La combattante est activement recherchée. Le lieutenant-colonel Gérard Lecointe lance sa meute à sa recherche ; «morte ou vivante», ordonne-t-il, «mais Lalla Zouleikha avait bien dit qu’elle ne baisserait pas les bras, qu’elle continuerait à militer, à combattre devant une situation catastrophique qui nous a été imposés par le colonialisme qui ne voulait, en aucune façon, reconnaître au peuple algérien un minimum de droits et de liberté».

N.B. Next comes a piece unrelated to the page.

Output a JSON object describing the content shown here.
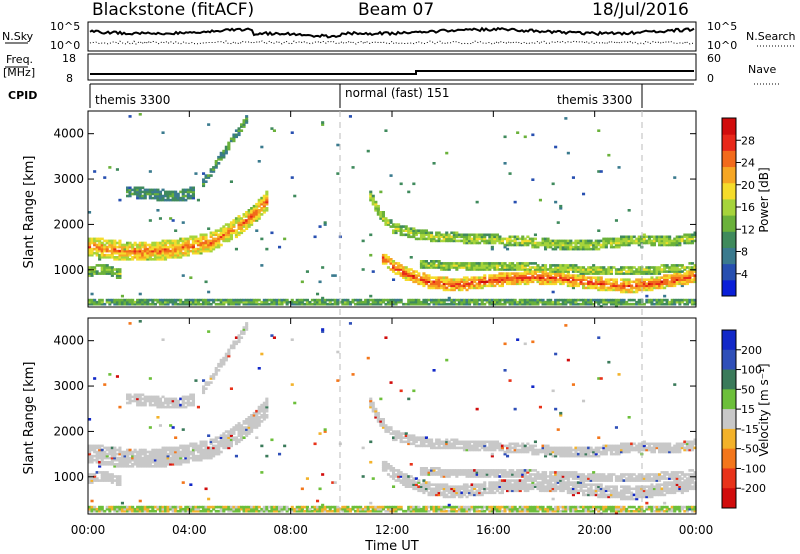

Lalla Zouleikha est finalement arrêtée. Elle subira la torture pendant 10 jours avant d’être exécutée le 25 octobre 1957 dans des conditions atroces ; «... une moudjahida, une brave héroïne, attachée à un blindé, face aux populations des alentours, ramenées de force pour assister au ‘‘spectacle’’ de son supplice, qui subissait, stoïquement, mille injures et mille indignités que lui proféraient les soldats de la colonisation». Même dans cette situation, la moudjahida ne se démonte pas. Elle crache au visage du capitaine qui pilote cette sauvage opération. Lalla Zouleikha se tourne vers l’assistance et leur dit : «Mes frères, soyez témoins de la faiblesse de l’armée coloniale qui lance ses soldats armés jusqu’aux dents contre une femme. Ne vous affalez pas ! N’écoutez pas ces soudards qui sont là pour vous dominer ! Continuez votre combat jusqu’au jour où flottera notre drapeau national (...) Libérez le pays ! Tahya El Djazaïr... Tahya El Djazaïr...»

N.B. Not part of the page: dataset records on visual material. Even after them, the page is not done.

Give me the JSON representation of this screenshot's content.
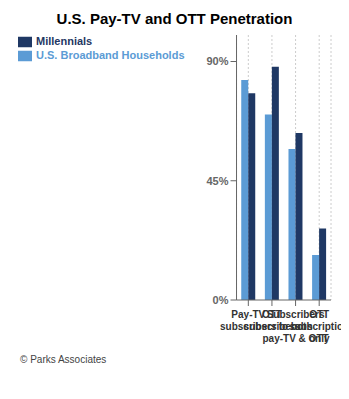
{
  "chart_data": {
    "type": "bar",
    "title": "U.S. Pay-TV and OTT Penetration",
    "categories": [
      "Pay-TV\nsubscribers",
      "OTT\nsubscribers",
      "Subscribers\nto both\npay-TV & OTT",
      "OTT\nsubscription\nonly"
    ],
    "series": [
      {
        "name": "U.S. Broadband Households",
        "color": "#5b9bd5",
        "values": [
          83,
          70,
          57,
          17
        ]
      },
      {
        "name": "Millennials",
        "color": "#1f3864",
        "values": [
          78,
          88,
          63,
          27
        ]
      }
    ],
    "ylim": [
      0,
      100
    ],
    "yticks": [
      {
        "value": 0,
        "label": "0%"
      },
      {
        "value": 45,
        "label": "45%"
      },
      {
        "value": 90,
        "label": "90%"
      }
    ],
    "grid": "x",
    "legend": "upper left",
    "annotations": [
      "© Parks Associates"
    ]
  }
}
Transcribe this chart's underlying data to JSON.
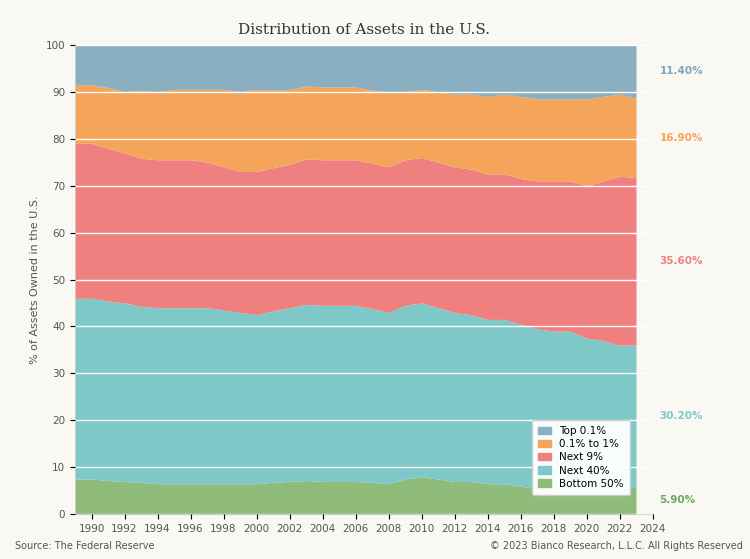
{
  "title": "Distribution of Assets in the U.S.",
  "ylabel": "% of Assets Owned in the U.S.",
  "source": "Source: The Federal Reserve",
  "copyright": "© 2023 Bianco Research, L.L.C. All Rights Reserved",
  "years": [
    1989,
    1990,
    1991,
    1992,
    1993,
    1994,
    1995,
    1996,
    1997,
    1998,
    1999,
    2000,
    2001,
    2002,
    2003,
    2004,
    2005,
    2006,
    2007,
    2008,
    2009,
    2010,
    2011,
    2012,
    2013,
    2014,
    2015,
    2016,
    2017,
    2018,
    2019,
    2020,
    2021,
    2022,
    2023
  ],
  "bottom50": [
    7.5,
    7.5,
    7.2,
    7.0,
    6.8,
    6.5,
    6.5,
    6.5,
    6.5,
    6.5,
    6.5,
    6.5,
    6.8,
    7.0,
    7.2,
    7.0,
    7.0,
    7.0,
    6.8,
    6.5,
    7.5,
    8.0,
    7.5,
    7.0,
    7.0,
    6.5,
    6.5,
    6.0,
    5.5,
    5.5,
    5.5,
    5.0,
    5.5,
    5.5,
    5.9
  ],
  "next40": [
    38.5,
    38.5,
    38.2,
    38.0,
    37.5,
    37.5,
    37.5,
    37.5,
    37.5,
    37.0,
    36.5,
    36.0,
    36.5,
    37.0,
    37.5,
    37.5,
    37.5,
    37.5,
    37.0,
    36.5,
    37.0,
    37.0,
    36.5,
    36.0,
    35.5,
    35.0,
    35.0,
    34.5,
    34.0,
    33.5,
    33.5,
    32.5,
    31.5,
    30.5,
    30.2
  ],
  "next9": [
    33.0,
    33.0,
    32.5,
    32.0,
    31.5,
    31.5,
    31.5,
    31.5,
    31.0,
    30.5,
    30.0,
    30.5,
    30.5,
    30.5,
    31.0,
    31.0,
    31.0,
    31.0,
    31.0,
    31.0,
    31.0,
    31.0,
    31.0,
    31.0,
    31.0,
    31.0,
    31.0,
    31.0,
    31.5,
    32.0,
    32.0,
    32.5,
    34.0,
    36.0,
    35.6
  ],
  "p1to01": [
    12.5,
    12.5,
    13.0,
    13.0,
    14.5,
    14.5,
    15.0,
    15.0,
    15.5,
    16.5,
    17.0,
    17.5,
    16.5,
    16.0,
    15.5,
    15.5,
    15.5,
    15.5,
    15.5,
    16.0,
    14.5,
    14.5,
    15.0,
    15.5,
    16.0,
    16.5,
    17.0,
    17.5,
    17.5,
    17.5,
    17.5,
    18.5,
    18.0,
    17.5,
    16.9
  ],
  "top01": [
    8.5,
    8.5,
    9.1,
    10.0,
    9.7,
    10.0,
    9.5,
    9.5,
    9.5,
    9.5,
    10.0,
    9.5,
    9.7,
    9.5,
    8.8,
    9.0,
    9.0,
    9.0,
    9.7,
    10.0,
    10.0,
    9.5,
    10.0,
    10.5,
    10.5,
    11.0,
    10.5,
    11.0,
    11.5,
    11.5,
    11.5,
    11.5,
    11.0,
    10.5,
    11.4
  ],
  "colors": {
    "top01": "#8aafc0",
    "p1to01": "#f5a55a",
    "next9": "#f08080",
    "next40": "#7ec8c8",
    "bottom50": "#8fbc7a"
  },
  "label_colors": {
    "top01": "#7ba7bc",
    "p1to01": "#f5a55a",
    "next9": "#f08080",
    "next40": "#7ec8c8",
    "bottom50": "#6aaa5a"
  },
  "end_labels": {
    "top01": "11.40%",
    "p1to01": "16.90%",
    "next9": "35.60%",
    "next40": "30.20%",
    "bottom50": "5.90%"
  },
  "legend_labels": [
    "Top 0.1%",
    "0.1% to 1%",
    "Next 9%",
    "Next 40%",
    "Bottom 50%"
  ],
  "xlim": [
    1989,
    2023.5
  ],
  "ylim": [
    0,
    100
  ],
  "xticks": [
    1990,
    1992,
    1994,
    1996,
    1998,
    2000,
    2002,
    2004,
    2006,
    2008,
    2010,
    2012,
    2014,
    2016,
    2018,
    2020,
    2022,
    2024
  ],
  "yticks": [
    0,
    10,
    20,
    30,
    40,
    50,
    60,
    70,
    80,
    90,
    100
  ],
  "background_color": "#faf8f3",
  "plot_bg_color": "#faf8f3"
}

La moudjahida est fusillée sur place. Son corps sera jeté dans l’oued Aïfer, non loin du centre où elle fut torturée. «... Ce 25 octobre 1957 où elle a été abattue arbitrairement, sauvagement, froidement, comme son époux El Hadj Larbi Oudaï et son fils Lahbib (...) Lalla Zouleikha Oudaï a été exécutée le 25 octobre 1957 à 15 heures et n’a été déclarée que le 12 décembre 1957 à la mairie de Novi (Sidi Ghilès), 48 jours après son exécution par l’armée française.»

Ce n’est qu’en 1982 que ses restes sont découverts en même temps que ceux de deux autres chouhada par un paysan de la région, Ahmed Khodja : «Aujourd’hui, Lalla Zouleikha est enterrée au cimetière des chouhada de Menaceur, et les deux chouhada, Mustapha Rachedi, dit Si Rachid, et Amar Boumaâza sont enterrés à ses côtés.»

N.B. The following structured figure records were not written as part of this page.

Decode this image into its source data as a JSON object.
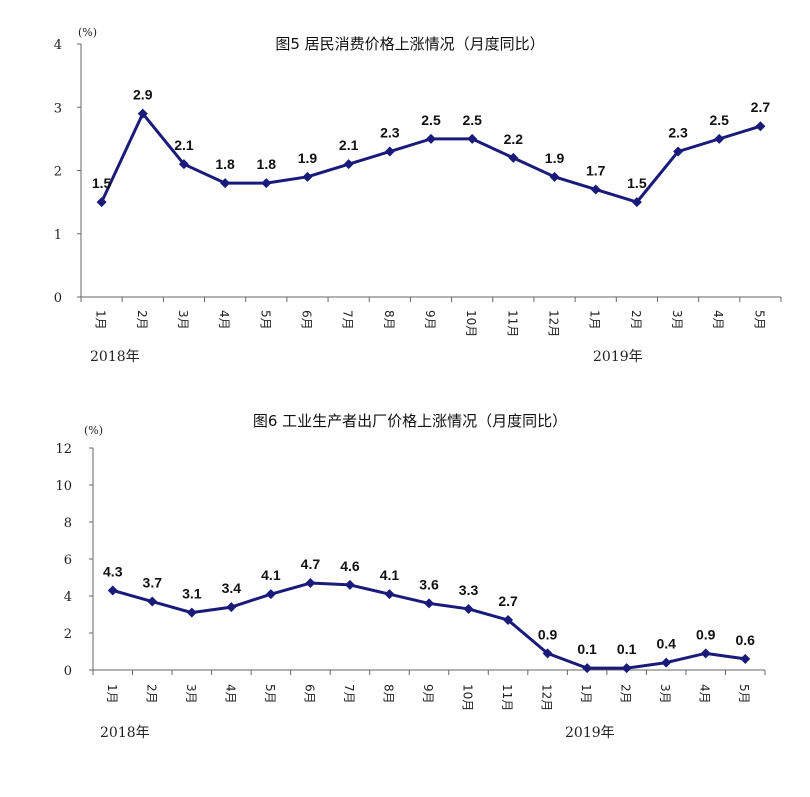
{
  "charts": [
    {
      "title": "图5   居民消费价格上涨情况（月度同比）",
      "unit": "(%)",
      "year_labels": [
        "2018年",
        "2019年"
      ]
    },
    {
      "title": "图6   工业生产者出厂价格上涨情况（月度同比）",
      "unit": "(%)",
      "year_labels": [
        "2018年",
        "2019年"
      ]
    }
  ],
  "colors": {
    "series": "#1a1a7a",
    "axis": "#666666"
  },
  "chart_data": [
    {
      "type": "line",
      "title": "图5   居民消费价格上涨情况（月度同比）",
      "ylabel": "(%)",
      "ylim": [
        0,
        4
      ],
      "yticks": [
        0,
        1,
        2,
        3,
        4
      ],
      "categories": [
        "1月",
        "2月",
        "3月",
        "4月",
        "5月",
        "6月",
        "7月",
        "8月",
        "9月",
        "10月",
        "11月",
        "12月",
        "1月",
        "2月",
        "3月",
        "4月",
        "5月"
      ],
      "year_groups": [
        {
          "label": "2018年",
          "start": 0
        },
        {
          "label": "2019年",
          "start": 12
        }
      ],
      "values": [
        1.5,
        2.9,
        2.1,
        1.8,
        1.8,
        1.9,
        2.1,
        2.3,
        2.5,
        2.5,
        2.2,
        1.9,
        1.7,
        1.5,
        2.3,
        2.5,
        2.7
      ],
      "grid": false
    },
    {
      "type": "line",
      "title": "图6   工业生产者出厂价格上涨情况（月度同比）",
      "ylabel": "(%)",
      "ylim": [
        0,
        12
      ],
      "yticks": [
        0,
        2,
        4,
        6,
        8,
        10,
        12
      ],
      "categories": [
        "1月",
        "2月",
        "3月",
        "4月",
        "5月",
        "6月",
        "7月",
        "8月",
        "9月",
        "10月",
        "11月",
        "12月",
        "1月",
        "2月",
        "3月",
        "4月",
        "5月"
      ],
      "year_groups": [
        {
          "label": "2018年",
          "start": 0
        },
        {
          "label": "2019年",
          "start": 12
        }
      ],
      "values": [
        4.3,
        3.7,
        3.1,
        3.4,
        4.1,
        4.7,
        4.6,
        4.1,
        3.6,
        3.3,
        2.7,
        0.9,
        0.1,
        0.1,
        0.4,
        0.9,
        0.6
      ],
      "grid": false
    }
  ]
}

Quelques photos de la moudjahida Lalla Zouleikha et de sa famille sont à découvrir dans les dernières pages de l’ouvrage. Ces photos sont précieuses et rares car avant de monter au maquis, la combattante avait détruit son album afin qu’il ne tombe pas entre les mains de l’administration française.

Meriem Guemache

L’héroïne de Cherchell. Lalla Zouleikha Oudaï de Kamel Bouchama. Éditions Dalimen. 2024. 293 p. 1 400 da.